I was very disgusted at the treatment of the Japanese during this time, being put in camps; restrained and confined at the same time. Like the Kafka story, it was if all the Asian Americans had someone knock at their door and they are imprisoned for no reason. I felt very upset because the father was so nonchalant of what was happening, they played baseball, ate burgers and malts and watched movies. And the audacity for after his release to be told for his own sakes he should try and be 200% American; so willingly being imprisoned for the sake of the whites who are quaking in their privileged racist boots thinking every person from Japan and Asia had to be in cahoots with the "Nazi regime" doesn't prove their support. Even though support wasn't needed this is something that shouldn't have been done in anyway. Yet I relate with the father this is what he has to do to survive in America, ignorance is bliss, that's why when he repeats his mantra over and over until he believes it I realize the strength the father had to do so.
              The whole Playboy scene was very fascinating because it revealed the inner realities of a little boy of color dealing with his sexuality in America. The way he discovered his sexuality in a mainstream form that is far from diverse just shows how a lot of boys find out this is what is beauty this is what is sexy. Which just instills how western beauty standards are destructive, and why women of different races and body types are deemed not beautiful. The internalized racism that is shown in the son of K. is brought to the surface the way he says that white women are much beautiful than Asian women, or the way he doesn't realize the womens race because she is white; the invisibility of power, how that is the default if it wasn't and the women was black or brown then he would have noticed. Even the way that white women are the only thing men want but for men of color the only thing they can't have, they are told from awhile they are not to be with them; this gives them a forbidden quality.
               "My father is an empty vessel, waiting to be filled" which is impossible in a physical sense, we are never born empty. Yet in a poetic way it was more of a sense of belonging is what he lacked and longed for. Having a place to belong is what he needed to feel whole, that is why he tries so hard to fill the void; to be more American. To fill himself with religion, not just any religion but Christianity, yet he didn't feel that he belonged in Church which I was confused about. He is wanting to belong to something he doesn't belong too which is tragic. Even the quote, "to think a white man must be God", shows how his father is so brainwashed to be white and to belong he obviously must be to think this being that is the most powerful and good has to be white.  I can't blame him, personally a lot of poc have all of this white washing and worshiping being instilled since birth due to things like media. I was like that, I always though white with blue eyes were beauty when it wasn't necessarily; it took me a long time to realize that so I don't necessarily resent the father but I can see why his son does. Another way he filled himself is with power, as much power as he could have which wasn't the most, he got lots of money as a "vice president", but not as much as a probably white president counterpart. Which I feel as if so sad, he tries so hard to be filled to be white, to belong in America and maybe he does, maybe he believes this but I  feel as if they isn't enough.

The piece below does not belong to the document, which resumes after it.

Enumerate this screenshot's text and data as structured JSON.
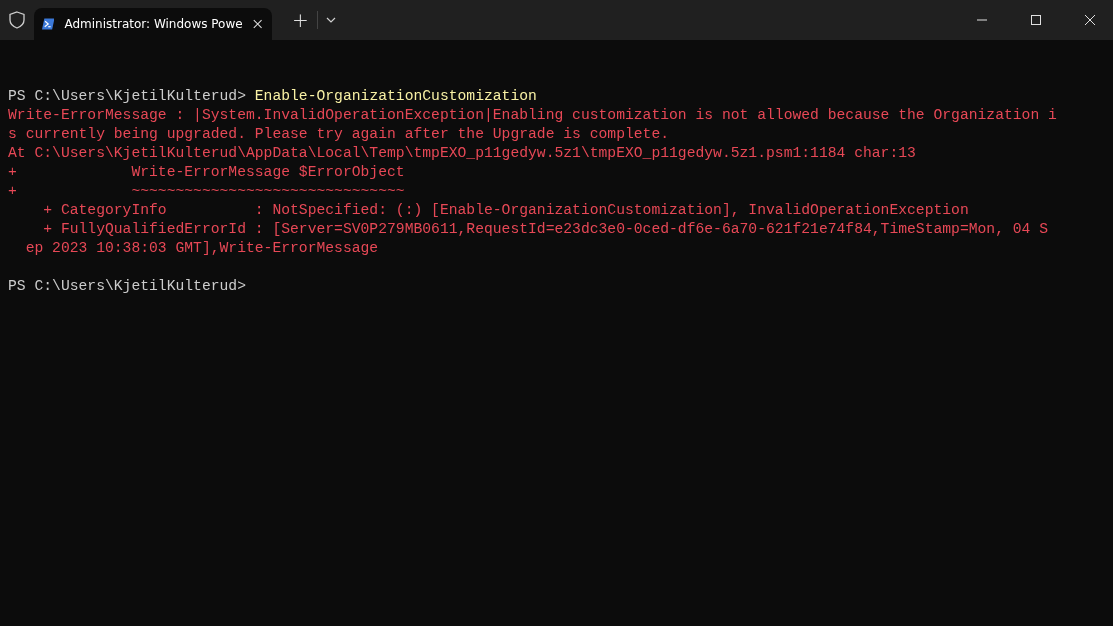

         The resentment of the narrators father by his son is apparent; the way the son is almost making this story up because his father doesn't really tell him much. Silence is violence but at the same time the expectations is the way his father is so violent to him. The whole scene where the son talks about how his father was always finding a problem in what he did. Even the beginning quotation on how the father said he got everything by hard work which is something the son didn't. Yet I believe the son did work hard towards making his father proud, but he just couldn't do it. It wasn't enough as if his son had to be 400% and not 200% like him. Even the feelings his father has in that excerpt, "disgusted, muttering at my lack of concentration. screaming, and shouting". And this relates to the end, what is the job of the son of K., to forgive his crimes? but does he even have a right if K. doesn't feel as if he committed any crime?